以色列王以拉的儿子何细亚第三年,犹大王亚哈斯的儿子希西家登基。
Het geschiedde nu in het derde jaar van Hosea, den zoon van Ela, den koning van Israël, dat Hizkia koning werd, de zoon van Achaz, koning van Juda.
他登基的时候年二十五岁,在耶路撒冷作王二十九年。他母亲名叫亚比,是撒迦利雅的女儿。
Vijf en twintig jaren was hij oud, toen hij koning werd, en hij regeerde negen en twintig jaren te Jeruzalem, en de naam zijner moeder was Abi, een dochter van Zacharia.

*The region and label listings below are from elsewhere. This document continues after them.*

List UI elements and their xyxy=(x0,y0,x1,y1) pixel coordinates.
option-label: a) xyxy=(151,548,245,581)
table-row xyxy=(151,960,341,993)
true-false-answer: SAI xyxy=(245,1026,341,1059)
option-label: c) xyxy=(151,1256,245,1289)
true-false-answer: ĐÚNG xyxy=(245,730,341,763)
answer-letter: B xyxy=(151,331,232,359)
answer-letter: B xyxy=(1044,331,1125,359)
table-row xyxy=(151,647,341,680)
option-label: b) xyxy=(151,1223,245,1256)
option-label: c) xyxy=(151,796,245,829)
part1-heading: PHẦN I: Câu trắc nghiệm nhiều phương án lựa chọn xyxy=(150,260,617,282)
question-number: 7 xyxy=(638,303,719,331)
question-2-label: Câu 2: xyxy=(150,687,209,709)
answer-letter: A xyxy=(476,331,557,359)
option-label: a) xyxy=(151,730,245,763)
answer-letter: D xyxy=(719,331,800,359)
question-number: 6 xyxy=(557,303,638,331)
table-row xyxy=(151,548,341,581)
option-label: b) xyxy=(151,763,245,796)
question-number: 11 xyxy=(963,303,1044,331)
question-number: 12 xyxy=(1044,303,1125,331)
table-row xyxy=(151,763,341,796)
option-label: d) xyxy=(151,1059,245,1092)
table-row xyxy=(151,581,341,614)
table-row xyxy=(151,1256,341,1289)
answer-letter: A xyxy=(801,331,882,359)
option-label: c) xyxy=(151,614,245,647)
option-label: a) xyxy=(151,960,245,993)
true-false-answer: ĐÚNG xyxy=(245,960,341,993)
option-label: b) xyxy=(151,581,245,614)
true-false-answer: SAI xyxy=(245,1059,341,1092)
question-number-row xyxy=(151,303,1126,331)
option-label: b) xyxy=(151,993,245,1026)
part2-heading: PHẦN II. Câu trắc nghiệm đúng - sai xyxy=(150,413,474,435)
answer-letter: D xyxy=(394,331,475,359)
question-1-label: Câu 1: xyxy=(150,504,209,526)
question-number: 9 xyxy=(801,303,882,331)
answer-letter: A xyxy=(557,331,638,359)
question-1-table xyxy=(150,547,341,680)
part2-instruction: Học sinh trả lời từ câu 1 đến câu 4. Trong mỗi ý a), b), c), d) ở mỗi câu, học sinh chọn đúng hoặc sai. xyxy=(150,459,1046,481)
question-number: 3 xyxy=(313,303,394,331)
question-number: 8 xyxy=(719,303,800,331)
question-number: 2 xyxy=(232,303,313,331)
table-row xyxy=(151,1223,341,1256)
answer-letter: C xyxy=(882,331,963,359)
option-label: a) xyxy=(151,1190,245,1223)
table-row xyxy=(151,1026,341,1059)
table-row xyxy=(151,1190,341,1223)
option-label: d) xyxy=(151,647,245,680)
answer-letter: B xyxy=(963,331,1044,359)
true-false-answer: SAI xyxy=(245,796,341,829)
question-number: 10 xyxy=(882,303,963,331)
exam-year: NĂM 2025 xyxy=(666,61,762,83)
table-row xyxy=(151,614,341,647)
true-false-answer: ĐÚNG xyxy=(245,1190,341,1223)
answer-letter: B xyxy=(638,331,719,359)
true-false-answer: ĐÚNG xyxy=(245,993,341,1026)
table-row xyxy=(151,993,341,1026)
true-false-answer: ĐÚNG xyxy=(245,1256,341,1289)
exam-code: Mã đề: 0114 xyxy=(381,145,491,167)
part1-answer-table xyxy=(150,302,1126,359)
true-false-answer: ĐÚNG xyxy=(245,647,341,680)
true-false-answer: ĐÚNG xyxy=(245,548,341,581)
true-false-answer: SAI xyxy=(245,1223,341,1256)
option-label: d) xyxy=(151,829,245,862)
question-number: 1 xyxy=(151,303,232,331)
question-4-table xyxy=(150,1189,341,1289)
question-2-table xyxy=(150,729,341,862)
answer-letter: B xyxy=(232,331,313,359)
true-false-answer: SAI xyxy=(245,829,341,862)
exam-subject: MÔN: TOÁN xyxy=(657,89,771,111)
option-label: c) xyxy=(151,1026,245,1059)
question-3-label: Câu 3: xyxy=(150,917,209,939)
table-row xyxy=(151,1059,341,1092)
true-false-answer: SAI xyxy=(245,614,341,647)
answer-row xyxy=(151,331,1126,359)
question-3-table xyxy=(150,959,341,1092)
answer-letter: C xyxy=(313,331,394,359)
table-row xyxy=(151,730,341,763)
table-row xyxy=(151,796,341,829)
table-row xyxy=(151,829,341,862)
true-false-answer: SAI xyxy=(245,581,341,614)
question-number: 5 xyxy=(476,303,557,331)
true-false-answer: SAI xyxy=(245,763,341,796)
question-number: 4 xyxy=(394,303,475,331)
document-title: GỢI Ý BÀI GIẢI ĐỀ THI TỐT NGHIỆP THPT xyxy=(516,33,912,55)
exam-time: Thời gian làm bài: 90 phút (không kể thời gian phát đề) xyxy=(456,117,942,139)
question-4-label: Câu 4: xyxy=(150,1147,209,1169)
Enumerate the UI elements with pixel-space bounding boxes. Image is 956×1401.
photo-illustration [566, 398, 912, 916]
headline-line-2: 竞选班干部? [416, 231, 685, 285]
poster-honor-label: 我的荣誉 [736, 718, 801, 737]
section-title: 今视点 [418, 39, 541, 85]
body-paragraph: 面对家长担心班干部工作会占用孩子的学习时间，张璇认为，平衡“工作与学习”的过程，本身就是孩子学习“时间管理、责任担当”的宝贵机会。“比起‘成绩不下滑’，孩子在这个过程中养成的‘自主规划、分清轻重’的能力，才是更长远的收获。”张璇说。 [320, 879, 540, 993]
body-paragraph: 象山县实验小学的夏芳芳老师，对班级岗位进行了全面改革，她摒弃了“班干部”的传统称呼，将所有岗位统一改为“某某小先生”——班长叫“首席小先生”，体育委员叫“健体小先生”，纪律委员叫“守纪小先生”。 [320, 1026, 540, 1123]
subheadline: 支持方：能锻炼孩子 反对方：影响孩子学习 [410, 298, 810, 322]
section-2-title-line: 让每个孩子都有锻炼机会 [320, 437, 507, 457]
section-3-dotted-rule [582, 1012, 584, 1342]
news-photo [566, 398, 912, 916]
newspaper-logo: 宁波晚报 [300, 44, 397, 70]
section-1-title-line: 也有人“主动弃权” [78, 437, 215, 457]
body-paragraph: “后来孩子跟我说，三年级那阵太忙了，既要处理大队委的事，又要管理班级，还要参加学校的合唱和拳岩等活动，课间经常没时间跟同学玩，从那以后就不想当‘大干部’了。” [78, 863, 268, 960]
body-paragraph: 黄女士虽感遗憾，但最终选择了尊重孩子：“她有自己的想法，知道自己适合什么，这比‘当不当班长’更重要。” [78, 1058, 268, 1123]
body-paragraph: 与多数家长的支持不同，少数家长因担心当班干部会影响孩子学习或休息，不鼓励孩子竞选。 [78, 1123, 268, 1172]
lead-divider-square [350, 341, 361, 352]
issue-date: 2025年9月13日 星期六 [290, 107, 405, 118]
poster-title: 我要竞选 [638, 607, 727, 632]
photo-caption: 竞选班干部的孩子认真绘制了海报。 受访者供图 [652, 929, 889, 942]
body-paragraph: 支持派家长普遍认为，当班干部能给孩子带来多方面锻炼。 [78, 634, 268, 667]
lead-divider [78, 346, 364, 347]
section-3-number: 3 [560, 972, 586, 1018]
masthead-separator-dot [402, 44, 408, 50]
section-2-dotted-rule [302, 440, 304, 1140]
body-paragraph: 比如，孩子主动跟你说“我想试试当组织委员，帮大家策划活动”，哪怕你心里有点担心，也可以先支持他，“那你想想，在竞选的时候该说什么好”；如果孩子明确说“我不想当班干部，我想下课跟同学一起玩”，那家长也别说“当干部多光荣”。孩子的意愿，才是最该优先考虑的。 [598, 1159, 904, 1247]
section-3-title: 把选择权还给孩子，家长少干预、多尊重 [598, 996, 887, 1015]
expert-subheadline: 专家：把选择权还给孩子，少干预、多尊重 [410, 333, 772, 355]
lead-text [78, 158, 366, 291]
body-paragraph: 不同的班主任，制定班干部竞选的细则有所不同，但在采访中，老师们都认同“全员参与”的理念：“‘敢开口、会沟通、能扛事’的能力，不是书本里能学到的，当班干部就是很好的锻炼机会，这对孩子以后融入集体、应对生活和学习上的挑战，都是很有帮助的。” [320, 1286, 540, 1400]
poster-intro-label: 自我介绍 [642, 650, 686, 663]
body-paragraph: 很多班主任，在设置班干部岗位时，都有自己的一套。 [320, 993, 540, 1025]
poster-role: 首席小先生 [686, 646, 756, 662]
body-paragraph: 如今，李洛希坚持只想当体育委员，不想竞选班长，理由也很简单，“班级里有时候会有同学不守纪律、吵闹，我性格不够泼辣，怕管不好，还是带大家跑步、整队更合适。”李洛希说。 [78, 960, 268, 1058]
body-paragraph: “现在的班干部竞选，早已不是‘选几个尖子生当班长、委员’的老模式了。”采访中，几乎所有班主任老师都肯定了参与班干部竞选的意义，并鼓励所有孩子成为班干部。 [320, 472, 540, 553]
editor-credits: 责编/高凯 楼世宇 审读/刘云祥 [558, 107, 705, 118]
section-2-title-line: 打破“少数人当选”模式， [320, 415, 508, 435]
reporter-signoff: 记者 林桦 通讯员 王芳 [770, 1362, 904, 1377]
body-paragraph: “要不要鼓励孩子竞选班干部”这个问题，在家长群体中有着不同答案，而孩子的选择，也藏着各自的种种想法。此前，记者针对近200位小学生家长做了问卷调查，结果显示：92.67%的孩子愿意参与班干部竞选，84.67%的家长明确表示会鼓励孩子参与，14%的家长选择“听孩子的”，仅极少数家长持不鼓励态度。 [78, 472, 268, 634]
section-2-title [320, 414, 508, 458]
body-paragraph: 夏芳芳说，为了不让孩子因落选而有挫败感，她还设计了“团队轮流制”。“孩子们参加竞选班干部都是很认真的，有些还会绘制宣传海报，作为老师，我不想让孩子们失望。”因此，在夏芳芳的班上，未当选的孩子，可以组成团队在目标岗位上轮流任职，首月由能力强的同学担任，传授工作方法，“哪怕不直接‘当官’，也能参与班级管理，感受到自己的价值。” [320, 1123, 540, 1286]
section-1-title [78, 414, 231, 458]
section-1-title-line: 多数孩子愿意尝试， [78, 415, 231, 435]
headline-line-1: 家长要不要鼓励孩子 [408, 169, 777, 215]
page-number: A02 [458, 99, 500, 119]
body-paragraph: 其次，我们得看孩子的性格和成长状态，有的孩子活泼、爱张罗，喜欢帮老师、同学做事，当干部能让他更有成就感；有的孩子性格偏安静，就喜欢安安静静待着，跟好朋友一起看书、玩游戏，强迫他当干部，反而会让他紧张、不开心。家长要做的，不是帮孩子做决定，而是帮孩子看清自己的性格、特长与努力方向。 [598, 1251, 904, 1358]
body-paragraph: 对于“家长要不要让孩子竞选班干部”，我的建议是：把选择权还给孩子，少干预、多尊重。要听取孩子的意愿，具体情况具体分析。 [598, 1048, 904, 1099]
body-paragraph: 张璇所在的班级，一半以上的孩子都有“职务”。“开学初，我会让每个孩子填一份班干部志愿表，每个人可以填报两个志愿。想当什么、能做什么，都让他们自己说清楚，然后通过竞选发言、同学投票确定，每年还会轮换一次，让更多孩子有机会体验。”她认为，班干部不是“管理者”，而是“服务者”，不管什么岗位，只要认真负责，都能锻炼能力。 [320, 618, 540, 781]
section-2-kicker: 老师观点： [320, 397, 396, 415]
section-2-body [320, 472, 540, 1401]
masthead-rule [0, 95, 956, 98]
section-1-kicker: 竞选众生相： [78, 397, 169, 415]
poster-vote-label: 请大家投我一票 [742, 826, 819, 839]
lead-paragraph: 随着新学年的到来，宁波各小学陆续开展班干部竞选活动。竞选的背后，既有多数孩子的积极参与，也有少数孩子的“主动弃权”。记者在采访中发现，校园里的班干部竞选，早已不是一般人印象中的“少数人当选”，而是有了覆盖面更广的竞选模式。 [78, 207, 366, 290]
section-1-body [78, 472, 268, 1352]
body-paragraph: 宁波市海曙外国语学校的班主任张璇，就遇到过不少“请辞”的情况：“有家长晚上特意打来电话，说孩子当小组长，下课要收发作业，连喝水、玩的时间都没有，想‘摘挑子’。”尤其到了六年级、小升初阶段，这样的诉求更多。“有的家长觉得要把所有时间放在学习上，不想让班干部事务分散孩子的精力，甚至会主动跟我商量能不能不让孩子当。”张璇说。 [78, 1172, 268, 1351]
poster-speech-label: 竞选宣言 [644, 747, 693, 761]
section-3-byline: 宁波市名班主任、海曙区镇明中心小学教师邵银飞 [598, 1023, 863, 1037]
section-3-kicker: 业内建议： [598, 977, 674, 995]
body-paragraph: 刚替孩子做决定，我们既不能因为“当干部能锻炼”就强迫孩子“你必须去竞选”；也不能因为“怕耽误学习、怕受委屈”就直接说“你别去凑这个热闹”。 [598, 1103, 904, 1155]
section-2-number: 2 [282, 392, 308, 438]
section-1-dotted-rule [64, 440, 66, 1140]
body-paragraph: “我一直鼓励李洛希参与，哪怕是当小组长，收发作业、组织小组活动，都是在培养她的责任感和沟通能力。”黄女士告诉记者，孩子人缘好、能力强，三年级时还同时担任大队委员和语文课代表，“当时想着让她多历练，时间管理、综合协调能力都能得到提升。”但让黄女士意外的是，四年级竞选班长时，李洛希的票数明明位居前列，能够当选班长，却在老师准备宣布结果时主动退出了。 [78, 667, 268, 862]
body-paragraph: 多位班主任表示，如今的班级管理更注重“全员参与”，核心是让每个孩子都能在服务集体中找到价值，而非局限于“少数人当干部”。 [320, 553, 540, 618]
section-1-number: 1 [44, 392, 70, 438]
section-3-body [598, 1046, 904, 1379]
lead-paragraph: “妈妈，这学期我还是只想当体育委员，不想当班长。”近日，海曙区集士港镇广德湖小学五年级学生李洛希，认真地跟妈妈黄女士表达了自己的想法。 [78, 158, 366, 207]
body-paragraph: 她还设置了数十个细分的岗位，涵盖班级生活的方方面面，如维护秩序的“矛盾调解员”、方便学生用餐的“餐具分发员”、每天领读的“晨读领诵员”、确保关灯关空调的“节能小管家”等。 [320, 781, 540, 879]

希西家行耶和华眼中看为正的事,效法他祖大卫一切所行的。
En hij deed dat recht was in de ogen des HEEREN, naar alles, wat zijn vader David gedaan had.
他废去邱坛,毁坏柱像,砍下木偶,打碎摩西所造的铜蛇,因为到那时以色列人仍向铜蛇烧香。希西家叫铜蛇为铜块【或作人称铜蛇为铜像】。
Hij nam de hoogten weg, en brak de opgerichte beelden, en roeide de bossen uit; en hij verbrijzelde de koperen slang, die Mozes gemaakt had, omdat de kinderen Israëls tot die dagen toe haar gerookt hadden; en hij noemde haar Nehustan.
希西家倚靠耶和华─以色列的 神,在他前后的犹大列王中没有一个及他的。
Hij betrouwde op den HEERE, den God Israëls, zodat na hem zijns gelijke niet was onder alle koningen van Juda, noch die voor hem geweest waren.
因为他专靠耶和华,总不离开,谨守耶和华所吩咐摩西的诫命。
Want hij kleefde den HEERE aan; hij week niet van Hem na te volgen, en hij hield Zijn geboden, die de HEERE aan Mozes geboden had.
耶和华与他同在,他无论往何处去尽都亨通。他背叛、不肯事奉亚述王。
Zo was de HEERE met hem; overal, waar hij henen uittrok, handelde hij kloekelijk; daartoe viel hij af van den koning van Assyrië, dat hij hem niet diende.
希西家攻击非利士人,直到迦萨,并迦萨的四境,从了望楼到坚固城。
Hij sloeg de Filistijnen tot Gaza toe, en haar landpalen, van den wachttoren af tot de vaste steden toe.
希西家王第四年,就是以色列王以拉的儿子何细亚第七年,亚述王撒缦以色上来围困撒马利亚;
Het geschiedde nu in het vierde jaar van den koning Hizkia (hetwelk was het zevende jaar van Hosea, den zoon van Ela, den koning van Israël) dat Salmaneser, de koning van Assyrië, opkwam tegen Samaria, en haar belegerde.
过了三年就攻取了城。希西家第六年,以色列王何细亚第九年,撒马利亚被攻取了。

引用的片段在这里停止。